Her discovery at the time provoked justifiable indignation within the Jewish community, and following arbitrations between Mormon and Jewish leaders led to an agreement in 1995 in which the Mormon Church committed to stopping all posthumous baptisms of Jews, excluding those who were direct ancestors of Mormons.

When the agreement ultimately collapsed, the two sides negotiated another settlement in 2010 that explicitly banned proxy baptisms of Holocaust survivors.

Elie Wiesel and other Jewish people claim, however, that Mormons circumvented all past agreements, a claim supported by Salt Lake City researcher and former LDS member, Helen Radkey, who discovered Wiesel’s name and other Holocaust survivors in the LDS database for proxy baptisms. Radkey reportedly found this information on a database open only to Mormons.

But what the Mormons have done, and the twisted reasoning behind it, is nothing new.

Darwin, Baptists, and Perfection

Some Christians have represented the Jewish religion — and by implication, the Jewish people — as an immature or intermediate developmental religious stage on the way to Christianity, the so-called advanced, mature faith, and the Jewish Bible as only a prelude to the eventual coming of Jesus and the Christian testaments.

Charles Darwin, in his pioneering book The Origin of Species, published in 1859, posited an evolutionary theory of plant and animal development.

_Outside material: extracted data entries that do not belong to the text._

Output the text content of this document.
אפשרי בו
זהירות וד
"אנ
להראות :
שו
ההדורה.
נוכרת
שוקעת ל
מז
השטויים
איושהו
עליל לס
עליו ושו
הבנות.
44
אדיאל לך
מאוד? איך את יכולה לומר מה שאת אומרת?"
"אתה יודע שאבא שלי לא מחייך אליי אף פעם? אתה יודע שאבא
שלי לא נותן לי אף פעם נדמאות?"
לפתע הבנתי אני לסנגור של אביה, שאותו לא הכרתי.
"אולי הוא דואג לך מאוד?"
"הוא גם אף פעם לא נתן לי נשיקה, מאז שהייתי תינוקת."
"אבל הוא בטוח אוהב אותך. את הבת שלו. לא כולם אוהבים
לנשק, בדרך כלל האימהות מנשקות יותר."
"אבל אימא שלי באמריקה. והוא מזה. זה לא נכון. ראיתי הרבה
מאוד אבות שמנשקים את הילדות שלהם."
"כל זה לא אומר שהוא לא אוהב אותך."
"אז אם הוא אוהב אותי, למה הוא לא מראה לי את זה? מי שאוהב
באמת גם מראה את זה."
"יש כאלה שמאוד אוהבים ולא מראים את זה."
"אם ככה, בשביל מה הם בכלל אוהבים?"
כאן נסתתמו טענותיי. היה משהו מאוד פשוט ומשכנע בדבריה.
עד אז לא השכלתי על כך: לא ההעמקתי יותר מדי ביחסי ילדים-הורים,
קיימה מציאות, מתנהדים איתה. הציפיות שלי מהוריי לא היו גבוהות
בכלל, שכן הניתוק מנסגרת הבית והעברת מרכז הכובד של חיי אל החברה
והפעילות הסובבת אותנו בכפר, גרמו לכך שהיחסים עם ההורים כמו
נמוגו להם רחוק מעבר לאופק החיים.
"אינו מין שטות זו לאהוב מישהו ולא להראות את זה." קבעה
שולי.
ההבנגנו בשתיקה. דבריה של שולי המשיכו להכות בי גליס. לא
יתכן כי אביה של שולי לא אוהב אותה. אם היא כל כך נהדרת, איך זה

Though Darwin himself did not assert this, some of Darwin’s successors known as “Social Darwinists” extended his ideas to theorize that Jews and the Jewish religion were throwbacks to earlier stages of religious and human development, and even that Jews were not fully human.

Delegates to the annual Southern Baptist Convention in New Orleans in 1996 passed a resolution (“Resolution on Jewish Evangelism”) committing to putting more energy and resources into converting Jews to Christianity.

The resolution read, in part: “WHEREAS, There has been an organized effort on the part of some either to deny that Jewish people need to come to their Messiah, Jesus, to be saved;…BE IT FINALLY RESOLVED, That we direct our energies and resources toward the proclamation of the gospel [of Jesus] to the Jewish people.” Many Southern Baptists continue to believe, as do members of some other denominations, that Judaism remains an inadequate religion without Jesus as its central figure.

According to Ashkenazi Jewish tradition, a newborn infant is named after a deceased relative. I had the good fortune of being named after my maternal great-grandfather, Wolf Mahler, an observant Jew, a good man whom the Nazis murdered along with many of my other family members in my ancestral village of Krosno, Poland.

The thought of anyone posthumously baptizing any member of my family against their will brings up a sense of righteous outrage that knows no bounds. I find it unfathomable that any individual or denomination would manifest the unfettered audacity and chutzpah to engage in such cynical, offensive, and yes, oppressive practices and utterances in defense of their worldview and understanding of the Divine.

For me, this is no simple disagreement, but rather, a fight against oppression, and a fight for social justice. I will not permit any religious group to define me and other Jews, to deny us our right of self-definition and self-determination, and to deny us our integrity and our humanity by attempting to prevent us from maintaining our subjectivity, our agency, and our voice.

To Mormons and others I say, while you may find the practice of baptism well and fine for yourselves, keep it to yourselves. We neither want nor need your so-called “saving.” Jews have already been “perfected,” and we are “complete” as we are.

Though some religious denominations and individuals may continue in their attempts to define us, they will not succeed, for they are fighting a religious and cultural war they will ultimately lose. In the final analysis, their actions only bring disgrace upon themselves and upon their denominations.